If someone is an ass--whether a superior or reporting a superior, that can be noted. But they should never get fired for doing the right thing.
The problems with not having such a culture are massively magnified where there is no transparency. Where there are legitimate reasons for the lack of transparency, a culture which does not tolerate lawbreaking and which encourages reporting of it (ideally without entrapment) will go a long way toward making sure people stay on task. It's not just toleration of lawbreaking that lets people break the law--it's living around people where breaking the law is commonplace.
-- IANAL, this isn't legal advice, and definitely isn't legal advice for you. Also, Squee!
A totally open government is no government at all. Almost no decisions are not made out in the open, except for Rain Man. All we see is the result of decisions. Taking transparency to its logical conclusion, we'd bug every government employee and politician 24/7. Government would grind to a halt. I'm for open government, to a point. Regardless of what I want to know, there are things I don't want enemies of the state to know.
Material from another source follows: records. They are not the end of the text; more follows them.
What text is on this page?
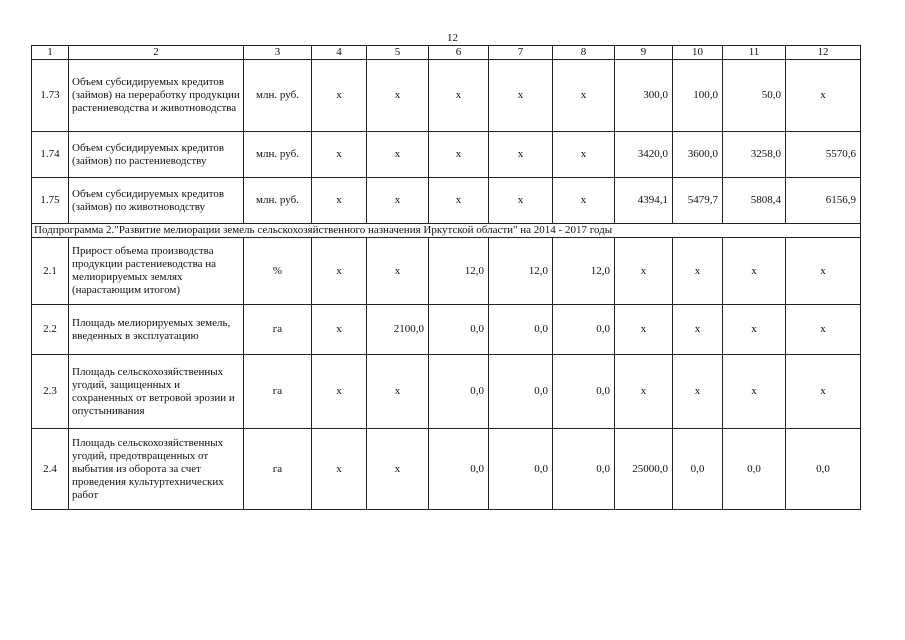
12
1	2	3	4	5	6	7	8	9	10	11	12
1.73	Объем субсидируемых кредитов (займов) на переработку продукции растениеводства и животноводства	млн. руб.	х	х	х	х	х	300,0	100,0	50,0	х
1.74	Объем субсидируемых кредитов (займов) по растениеводству	млн. руб.	х	х	х	х	х	3420,0	3600,0	3258,0	5570,6
1.75	Объем субсидируемых кредитов (займов) по животноводству	млн. руб.	х	х	х	х	х	4394,1	5479,7	5808,4	6156,9
Подпрограмма 2."Развитие мелиорации земель сельскохозяйственного назначения Иркутской области" на 2014 - 2017 годы											
2.1	Прирост объема производства продукции растениеводства на мелиорируемых землях (нарастающим итогом)	%	х	х	12,0	12,0	12,0	х	х	х	х
2.2	Площадь мелиорируемых земель, введенных в эксплуатацию	га	х	2100,0	0,0	0,0	0,0	х	х	х	х
2.3	Площадь сельскохозяйственных угодий, защищенных и сохраненных от ветровой эрозии и опустынивания	га	х	х	0,0	0,0	0,0	х	х	х	х
2.4	Площадь сельскохозяйственных угодий, предотвращенных от выбытия из оборота за счет проведения культуртехнических работ	га	х	х	0,0	0,0	0,0	25000,0	0,0	0,0	0,0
Secrecy isn't bad. Abuse is bad. Secrecy just makes it easier. But let's not put the cart before the horse. The problem is abuse, and that is solved by audits of even secret agents. One doesn't need to know what the secret program is if they know the grade of the report and the auditing and auditors are open to scrutiny. Companies regularly conduct blind audits for the advantages of being more objective and less subjective.